Does anyone else ever get frustrated with the blog options for "How are you feeling today?"

Sure, I WANT to be happy and excited, but if I forget to select something, happy is the default. A strange juxtaposition when I've posted a "sad" blog, huh?

So, how am I feeling today? Answer? Mixed. I am frustrated with coming to Clay's own fan site and finding so much doom and gloom. I have enough doom and gloom in my life without finding it in a place that should be about celebrating the talent and the person of one Clay Aiken.

I am gradually coming to terms with the fact we MAY have another cd delay in our midst. Yes, that is disappointing, but it certainly doesn't change the way I feel about Clay the person or his career. I accept it is just part of the routine.

I do miss his face on television, I miss hearing his voice, I miss the excitement of real "news". But, I'm here waiting.


Kyle update:

My son met with the oncologist yesterday. The results of the full body MRI was promising. Right now, his tumor is solely localized in his brain, no spreading to other organs.

The docs are still hopeful. Kyle has some things going in his favor. He is only 21 and he is in excellent health other than that darn tumor.

So, the "treatment" journey begins. He starts chemotherapy tomorrow. He will go in three days a week for IV chemo, have a break for a few weeks and then repeat for about 4-5 months. Then 5 days a week radiation therapy for 4 weeks straight. (I was expecting 6 weeks). Of course, he also has to go in for regular lab draws every week or so as well.

So, if everything goes smoothly, he is looking at 6 months of treatment right now. I'm, of course, hoping for not too adverse side-effects.

He's finally coming to terms with the fact that he won't be able to work for awhile.

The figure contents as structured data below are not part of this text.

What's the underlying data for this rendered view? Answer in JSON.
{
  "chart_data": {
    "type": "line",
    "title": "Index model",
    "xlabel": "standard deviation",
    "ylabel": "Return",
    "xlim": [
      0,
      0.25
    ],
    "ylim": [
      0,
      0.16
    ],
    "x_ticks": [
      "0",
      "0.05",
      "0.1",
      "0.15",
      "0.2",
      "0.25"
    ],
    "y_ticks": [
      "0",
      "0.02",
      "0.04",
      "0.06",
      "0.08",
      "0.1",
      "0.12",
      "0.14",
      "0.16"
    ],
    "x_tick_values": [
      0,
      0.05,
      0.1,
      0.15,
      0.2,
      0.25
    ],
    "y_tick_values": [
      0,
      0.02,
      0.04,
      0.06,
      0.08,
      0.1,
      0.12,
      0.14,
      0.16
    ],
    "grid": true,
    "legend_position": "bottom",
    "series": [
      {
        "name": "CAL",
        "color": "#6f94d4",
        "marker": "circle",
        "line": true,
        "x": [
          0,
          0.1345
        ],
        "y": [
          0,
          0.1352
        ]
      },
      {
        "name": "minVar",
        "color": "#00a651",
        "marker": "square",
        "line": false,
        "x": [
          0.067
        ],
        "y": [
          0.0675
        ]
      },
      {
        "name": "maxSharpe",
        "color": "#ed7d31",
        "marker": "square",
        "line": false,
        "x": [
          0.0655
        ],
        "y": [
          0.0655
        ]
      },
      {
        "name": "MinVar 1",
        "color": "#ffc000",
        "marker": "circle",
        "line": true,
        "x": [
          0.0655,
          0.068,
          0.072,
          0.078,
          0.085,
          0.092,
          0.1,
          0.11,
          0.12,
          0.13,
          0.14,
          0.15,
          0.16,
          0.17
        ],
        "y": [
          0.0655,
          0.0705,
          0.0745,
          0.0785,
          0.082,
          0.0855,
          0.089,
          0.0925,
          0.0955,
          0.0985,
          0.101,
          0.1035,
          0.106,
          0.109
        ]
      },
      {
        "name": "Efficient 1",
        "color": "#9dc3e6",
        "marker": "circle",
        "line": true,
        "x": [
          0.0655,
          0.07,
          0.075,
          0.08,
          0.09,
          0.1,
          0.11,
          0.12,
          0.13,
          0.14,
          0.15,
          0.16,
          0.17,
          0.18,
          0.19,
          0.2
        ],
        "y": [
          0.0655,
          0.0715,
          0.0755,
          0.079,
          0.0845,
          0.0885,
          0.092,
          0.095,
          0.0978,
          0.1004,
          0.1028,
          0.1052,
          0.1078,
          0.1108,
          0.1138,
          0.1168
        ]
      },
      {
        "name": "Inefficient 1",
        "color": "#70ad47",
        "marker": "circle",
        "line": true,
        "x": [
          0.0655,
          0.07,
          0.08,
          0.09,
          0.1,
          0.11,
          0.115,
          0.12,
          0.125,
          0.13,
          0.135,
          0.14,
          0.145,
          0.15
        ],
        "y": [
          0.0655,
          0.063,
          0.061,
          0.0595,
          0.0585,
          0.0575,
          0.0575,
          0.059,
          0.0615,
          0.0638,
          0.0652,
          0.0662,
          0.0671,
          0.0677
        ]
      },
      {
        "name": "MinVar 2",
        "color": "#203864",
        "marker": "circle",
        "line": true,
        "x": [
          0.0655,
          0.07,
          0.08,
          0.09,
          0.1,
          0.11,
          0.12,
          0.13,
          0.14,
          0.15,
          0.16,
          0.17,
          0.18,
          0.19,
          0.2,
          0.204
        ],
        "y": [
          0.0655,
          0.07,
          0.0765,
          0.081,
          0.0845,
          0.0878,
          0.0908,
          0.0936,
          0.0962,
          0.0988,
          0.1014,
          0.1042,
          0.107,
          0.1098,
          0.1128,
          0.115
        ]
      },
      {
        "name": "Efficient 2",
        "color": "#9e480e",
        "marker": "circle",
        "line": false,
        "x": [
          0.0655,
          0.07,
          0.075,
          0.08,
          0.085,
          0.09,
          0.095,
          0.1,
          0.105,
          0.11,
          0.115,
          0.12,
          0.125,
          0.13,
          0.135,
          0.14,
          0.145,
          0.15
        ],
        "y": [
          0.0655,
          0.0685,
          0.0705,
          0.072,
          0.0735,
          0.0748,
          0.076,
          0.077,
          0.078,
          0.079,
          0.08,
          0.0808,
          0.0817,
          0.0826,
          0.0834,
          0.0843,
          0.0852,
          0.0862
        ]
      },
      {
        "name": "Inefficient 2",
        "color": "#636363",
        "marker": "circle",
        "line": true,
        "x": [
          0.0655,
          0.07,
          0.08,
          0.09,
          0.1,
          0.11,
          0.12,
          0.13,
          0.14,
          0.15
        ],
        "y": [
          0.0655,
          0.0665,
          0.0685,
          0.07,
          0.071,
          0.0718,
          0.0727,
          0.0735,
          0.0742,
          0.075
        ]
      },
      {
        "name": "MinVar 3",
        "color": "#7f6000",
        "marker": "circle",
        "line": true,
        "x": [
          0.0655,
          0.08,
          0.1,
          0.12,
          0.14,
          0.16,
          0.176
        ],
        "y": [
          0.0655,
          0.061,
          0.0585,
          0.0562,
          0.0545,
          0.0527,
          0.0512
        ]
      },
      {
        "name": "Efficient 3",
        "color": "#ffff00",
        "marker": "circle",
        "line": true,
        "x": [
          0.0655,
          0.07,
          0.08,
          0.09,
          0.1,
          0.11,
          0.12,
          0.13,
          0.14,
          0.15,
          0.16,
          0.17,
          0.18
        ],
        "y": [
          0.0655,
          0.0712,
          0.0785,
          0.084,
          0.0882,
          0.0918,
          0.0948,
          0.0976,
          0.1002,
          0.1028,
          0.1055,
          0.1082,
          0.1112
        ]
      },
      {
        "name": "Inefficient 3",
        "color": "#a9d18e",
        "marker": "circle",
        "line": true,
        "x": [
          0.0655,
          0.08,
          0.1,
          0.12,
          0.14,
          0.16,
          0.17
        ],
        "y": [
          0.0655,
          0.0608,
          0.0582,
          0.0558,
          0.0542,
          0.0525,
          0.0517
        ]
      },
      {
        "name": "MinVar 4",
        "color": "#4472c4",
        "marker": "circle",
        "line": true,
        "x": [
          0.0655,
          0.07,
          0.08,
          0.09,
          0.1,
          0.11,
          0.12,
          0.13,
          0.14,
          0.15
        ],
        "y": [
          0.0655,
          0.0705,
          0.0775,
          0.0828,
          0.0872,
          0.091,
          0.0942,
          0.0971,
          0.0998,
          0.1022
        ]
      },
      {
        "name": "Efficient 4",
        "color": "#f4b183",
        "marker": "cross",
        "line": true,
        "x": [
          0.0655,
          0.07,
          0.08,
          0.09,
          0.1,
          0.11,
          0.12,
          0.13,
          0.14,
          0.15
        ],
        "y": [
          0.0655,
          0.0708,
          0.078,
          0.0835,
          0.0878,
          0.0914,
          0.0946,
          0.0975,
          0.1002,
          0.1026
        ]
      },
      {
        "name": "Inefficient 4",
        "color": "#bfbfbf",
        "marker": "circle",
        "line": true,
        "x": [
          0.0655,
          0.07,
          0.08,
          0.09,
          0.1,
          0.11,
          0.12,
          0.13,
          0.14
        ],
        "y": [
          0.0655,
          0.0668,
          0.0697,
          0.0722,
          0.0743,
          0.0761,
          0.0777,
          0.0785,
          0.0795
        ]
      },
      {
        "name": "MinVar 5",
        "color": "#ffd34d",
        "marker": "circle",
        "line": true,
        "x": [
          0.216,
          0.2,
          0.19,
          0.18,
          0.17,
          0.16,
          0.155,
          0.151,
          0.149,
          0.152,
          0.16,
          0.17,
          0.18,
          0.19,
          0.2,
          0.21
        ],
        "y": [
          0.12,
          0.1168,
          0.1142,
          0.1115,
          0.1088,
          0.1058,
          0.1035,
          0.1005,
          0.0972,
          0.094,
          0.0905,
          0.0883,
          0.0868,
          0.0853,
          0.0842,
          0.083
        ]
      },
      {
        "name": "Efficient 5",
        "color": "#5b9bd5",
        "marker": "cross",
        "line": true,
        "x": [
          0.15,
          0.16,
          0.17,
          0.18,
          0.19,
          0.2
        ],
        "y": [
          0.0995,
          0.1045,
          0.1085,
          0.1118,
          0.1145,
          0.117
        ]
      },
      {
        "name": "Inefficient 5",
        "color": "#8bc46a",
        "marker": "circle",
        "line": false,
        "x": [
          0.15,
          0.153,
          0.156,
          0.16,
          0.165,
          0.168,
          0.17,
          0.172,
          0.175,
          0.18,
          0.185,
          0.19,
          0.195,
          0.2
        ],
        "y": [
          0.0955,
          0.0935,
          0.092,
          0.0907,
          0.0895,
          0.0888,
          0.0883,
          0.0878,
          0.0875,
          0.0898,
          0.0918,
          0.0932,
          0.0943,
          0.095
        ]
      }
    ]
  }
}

The fatigue (even before starting treatment) is a bit of an adjustment for him. He hates the "you can't exercise... it might increase your intracranial pressure".

He hates the weight gain from the steroids. I'm kind of liking the weight gain. He was underweight before (how come I can never have that problem?). He is almost up to 150 lbs now (was 135 at five foot 10). He's likely to lose weight once the chemo starts, so I'm glad a few extra pounds are there to "cushion" the impact.

He was in the process of learning to drive before this hit. Now he has to rely on others to get him to the hospital for treatments. He struggled a long battle to become independent, now he has to be dependent. What an adjustment.

He is a very private person and likes his alone time (too much sometimes). Now he has to adjust to dealing with lots of people on an almost daily basis.

He's adjusting to having his father be the one to be responsible for helping him with the details. His father has never been good with the patience factor, even though I have always believed he truly does love him. He has just been one of those that don't know "how" to love. Kyle still doesn't trust it, but is trying to.

Overall though, he is keeping his hopeful outlook and adjusting the best he can. He calls me everyday to check in and for a bit of support. I hate being so far away. With my own medical problems and financial situation, I just can't afford to stay in Seattle with him. Their cost of living is outrageous!

So, I'm just rambling on this morning, after not posting for a few days. I'll stop here.

I'll sign off saying there are bigger things to worry about in this world than the release date of Clay's cd. We tend to focus on that date because Clay has become such a part of our lives. I look forward to that date, whenever it is, but I refuse to fall into the doom and gloom of it all.